What more is possible? I guess we’ll see.

30 Responses

  1. Wowsers. And sobering. This journey has too many twists and turns! So many people pulling for you. Keytruda is showing lots of promise in lots of treatment plans. I’m probably switching from chemo to pembro/Keytruda for my (colon cancer) recurrence starting next week. One step at a time, and you’ll push this terrible thing into remission!

    1. Thank you, Mary. Here’s my ask: make sure you let all the other amazing people in your life know how amazing they are as well.

    1. Thanks, Cass! Every day I work to try to get brain cancer into the bin. The cancer-killing vibes from down under can’t hurt either.

  2. You are the strongest person I know. All of us Olin peeps are your biggest fans and we are all rooting for you. You are not alone.

  3. I have been thinking about you nonstop. Thank you for updating us, even though this had to be nearly impossible to put into words. I’m sending every healing, peaceful vibe your way. On a positive note, I’m so glad that you and R took your anniversary trip! Your strength amazes me and inspires me, and I’m sure that everyone else at Olin, and in every other part of your life, feels the same way.

    1. Thanks, Sarah. Healing and peaceful vibes are most welcome. The anniversary trip was amazing – lots of moments when I nearly forgot I have cancer.

  4. Yes we are all rooting for you. You seem to get some strength from narrating the experience. Thank you for sharing it, especially when it’s difficult. Sending you positive thoughts.

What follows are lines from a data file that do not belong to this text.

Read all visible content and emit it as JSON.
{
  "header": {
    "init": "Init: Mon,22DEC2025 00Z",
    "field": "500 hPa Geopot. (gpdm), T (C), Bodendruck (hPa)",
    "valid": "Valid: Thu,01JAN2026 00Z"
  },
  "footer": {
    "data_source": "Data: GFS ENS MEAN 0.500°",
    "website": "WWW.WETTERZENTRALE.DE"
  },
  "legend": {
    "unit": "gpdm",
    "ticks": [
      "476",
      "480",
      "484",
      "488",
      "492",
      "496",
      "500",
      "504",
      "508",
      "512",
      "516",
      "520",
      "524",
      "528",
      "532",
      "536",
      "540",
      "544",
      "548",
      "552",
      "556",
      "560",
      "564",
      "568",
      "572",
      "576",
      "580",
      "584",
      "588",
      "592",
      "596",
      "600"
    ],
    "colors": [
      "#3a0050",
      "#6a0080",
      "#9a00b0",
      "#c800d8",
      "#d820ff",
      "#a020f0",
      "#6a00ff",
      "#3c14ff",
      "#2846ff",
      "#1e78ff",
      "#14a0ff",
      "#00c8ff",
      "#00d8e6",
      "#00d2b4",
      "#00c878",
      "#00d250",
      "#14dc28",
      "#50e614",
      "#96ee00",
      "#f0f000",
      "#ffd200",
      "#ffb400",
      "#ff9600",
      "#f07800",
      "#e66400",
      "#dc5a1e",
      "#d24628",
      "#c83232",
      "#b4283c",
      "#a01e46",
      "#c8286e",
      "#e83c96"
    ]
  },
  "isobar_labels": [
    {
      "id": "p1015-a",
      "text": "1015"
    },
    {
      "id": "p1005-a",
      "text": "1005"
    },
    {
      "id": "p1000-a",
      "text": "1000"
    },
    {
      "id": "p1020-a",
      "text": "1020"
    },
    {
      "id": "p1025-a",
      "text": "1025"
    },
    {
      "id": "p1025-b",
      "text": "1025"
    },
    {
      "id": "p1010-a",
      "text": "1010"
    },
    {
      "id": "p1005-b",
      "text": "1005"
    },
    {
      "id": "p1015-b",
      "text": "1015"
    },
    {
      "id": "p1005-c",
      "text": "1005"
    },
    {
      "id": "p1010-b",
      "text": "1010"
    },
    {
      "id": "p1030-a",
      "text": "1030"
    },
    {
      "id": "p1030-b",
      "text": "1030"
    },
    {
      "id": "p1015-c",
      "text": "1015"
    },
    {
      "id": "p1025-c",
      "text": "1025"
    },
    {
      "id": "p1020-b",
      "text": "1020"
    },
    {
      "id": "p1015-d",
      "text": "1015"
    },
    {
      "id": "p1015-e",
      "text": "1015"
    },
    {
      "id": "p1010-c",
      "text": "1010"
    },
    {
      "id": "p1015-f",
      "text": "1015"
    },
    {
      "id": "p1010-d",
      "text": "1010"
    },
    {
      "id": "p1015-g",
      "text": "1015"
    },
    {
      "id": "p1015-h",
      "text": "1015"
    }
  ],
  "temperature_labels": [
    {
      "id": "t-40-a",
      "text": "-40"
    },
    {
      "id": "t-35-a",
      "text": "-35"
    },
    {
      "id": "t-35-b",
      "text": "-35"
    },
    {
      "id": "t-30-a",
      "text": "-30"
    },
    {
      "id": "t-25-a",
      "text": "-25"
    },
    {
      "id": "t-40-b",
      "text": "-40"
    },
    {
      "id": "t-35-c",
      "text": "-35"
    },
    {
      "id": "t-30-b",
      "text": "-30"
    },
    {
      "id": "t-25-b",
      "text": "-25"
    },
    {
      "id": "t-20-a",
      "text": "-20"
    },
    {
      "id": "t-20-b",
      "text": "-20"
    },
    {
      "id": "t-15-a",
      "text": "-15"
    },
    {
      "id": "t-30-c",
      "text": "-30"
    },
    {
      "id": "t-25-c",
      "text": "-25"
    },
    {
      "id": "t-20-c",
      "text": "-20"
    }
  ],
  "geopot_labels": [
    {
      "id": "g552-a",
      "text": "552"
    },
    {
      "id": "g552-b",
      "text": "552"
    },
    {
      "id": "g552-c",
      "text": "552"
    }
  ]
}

    1. Indeed, writing about my experience is a helpful way of processing all this craziness. Thank you for the positive thoughts – I’m incredibly lucky to receive so much support from the Olin community.

  5. Thank you for sharing this unimaginable journey. Sending continuous positive vibes and prayers for healing and increased strength to you and your team! We are with you. Hoping some “little things” bring you peace and calm today!

  6. Hey Aaron – thanks for sharing all this. I was telling someone at Olin the other day how you and Big R were the only Oliners to brave a blizzard and make it to my 40th birthday. Sounds like that “up for anything” resiliency has been kicking in for you. Sending lots of positives thoughts and vibes your way!

    1. That seems like a lifetime ago! My first year in Boston, and I was like “Oh – it snows in October here…”

  7. Thank you for this update — what an incredibly challenging situation. Sending you lots of support and holding you in the light.

    1. Thanks, Amy! I was thinking of making a nerd joke about radiation and being held in the light. Instead, I’ll be earnest and just say “thank you.” It means a lot to me.

  8. Cancer can suck it… I hate that this is your reality… but I love your perspective and humor you bring to your blog… Ive been thinking about you – and sending you all the peace and healing in the world – you sure do deserve it… lots of love ❤️ Heather

    1. Heather, you’re the best! I appreciate all the peace, love, and healing you send my way. It means a lot to me.

  9. Dear Aaron…I know only too well the journey you are on. My beloved cousin Beverly was diagnosed with the same cancer.

    I am Jewish and do a Misheberach (prayer for the sick) daily. I would love to include your name on my list.

    I have your name and need your mother’s first name to complete the prayer.

    Stay Strong!

    A Canadian Friend….Cyndy

  10. Aaron, you come to my thoughts often. I saw you mention your mom. I loved your mom – she was such a dedicated mom as she would help with so many of the fundraising events we had at Operation Discovery. I’m praying for you and your family.